Navigating the World of Funding for Start-ups

September 27, 201610:39 am284 views

The first session of the Randstad Technologies Roundtable Series for 2016 focused on the growing startup scene in Singapore and Southeast Asia. Michael Lints, a partner at the venture capitalist firm Golden Gate Ventures attended the roundtable to discuss the intricacies of what investors look for when hunting for startups to fund.

Lints, a former tech entrepreneur himself, jumped into the startup world when he helped set up a successful data centre in the early 2000’s before setting up his own venture fund. Now a partner at early-stage VC firm Golden Gate Ventures, he helps manage the company’s over 30 investments in internet and mobile startups, including familiar names such as RedMart , Coda Payments and .

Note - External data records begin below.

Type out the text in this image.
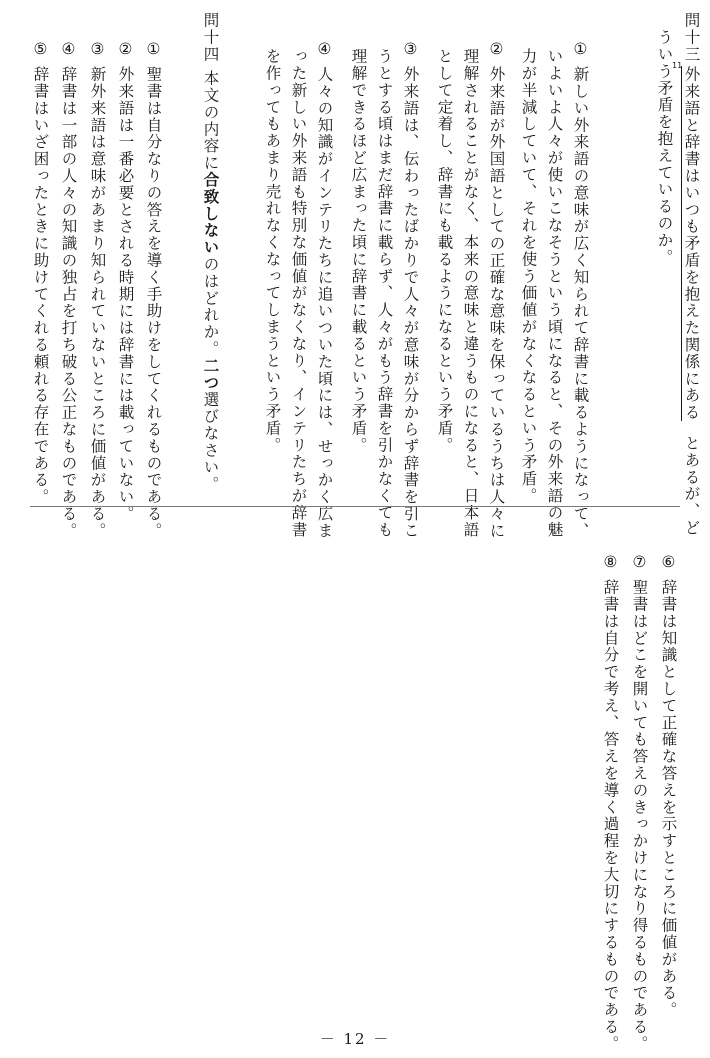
問十三
11
外来語と辞書はいつも矛盾を抱えた関係にあるとあるが、ど
ういう矛盾を抱えているのか。
①
新しい外来語の意味が広く知られて辞書に載るようになって、
いよいよ人々が使いこなそうという頃になると、その外来語の魅
力が半減していて、それを使う価値がなくなるという矛盾。
②
外来語が外国語としての正確な意味を保っているうちは人々に
理解されることがなく、本来の意味と違うものになると、日本語
として定着し、辞書にも載るようになるという矛盾。
③
外来語は、伝わったばかりで人々が意味が分からず辞書を引こ
うとする頃はまだ辞書に載らず、人々がもう辞書を引かなくても
理解できるほど広まった頃に辞書に載るという矛盾。
④
人々の知識がインテリたちに追いついた頃には、せっかく広ま
った新しい外来語も特別な価値がなくなり、インテリたちが辞書
を作ってもあまり売れなくなってしまうという矛盾。
問十四
本文の内容に合致しないのはどれか。二つ選びなさい。
①
聖書は自分なりの答えを導く手助けをしてくれるものである。
②
外来語は一番必要とされる時期には辞書には載っていない。
③
新外来語は意味があまり知られていないところに価値がある。
④
辞書は一部の人々の知識の独占を打ち破る公正なものである。
⑤
辞書はいざ困ったときに助けてくれる頼れる存在である。
⑥
辞書は知識として正確な答えを示すところに価値がある。
⑦
聖書はどこを開いても答えのきっかけになり得るものである。
⑧
辞書は自分で考え、答えを導く過程を大切にするものである。
－ 12 －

Due to a heightened focus on the startup scene in Asia, we are seeing more companies rapidly ramping up with massive amounts of foreign investment being injected into the region from around the world.

One such example is KKR& Co, a leading global investment firm which has committed US$7 billion to be invested in Asia over the next few years. Singapore-based VC Venturecraft Group has also recently announced the launch of its second investment fund, Venturecraft Two,  S$50 million (US$36.8 million) fund aimed at boosting medtech and ICT startups in the region.

In addition, Lints expects mergers and acquisitions that drive technology startup exits in Southeast Asia to increase by more than six times by 2020. Although there is more and more investment pouring into the regions, it is getting increasingly difficult for startups to attract potential investors and secure funding through each phase.

Investors have a plethora of options available to them. They are becoming increasingly picky and funding rounds are taking longer compared to previous years. Despite the mounting challenge, finding a good investor remains crucial as it can lead to significant partnerships that will allow startups to grow, bring in new hires and even expand to new countries.

So how startups can set themselves up to be in the best possible position to attract funding? Investors will be looking out for the following five attributes, before funding start-ups:

  1. A strong foundation

Any startup’s core foundation will be its founding team. Each member must be able to showcase deep market knowledge and provide unique expertise that adds value to the team and to the company.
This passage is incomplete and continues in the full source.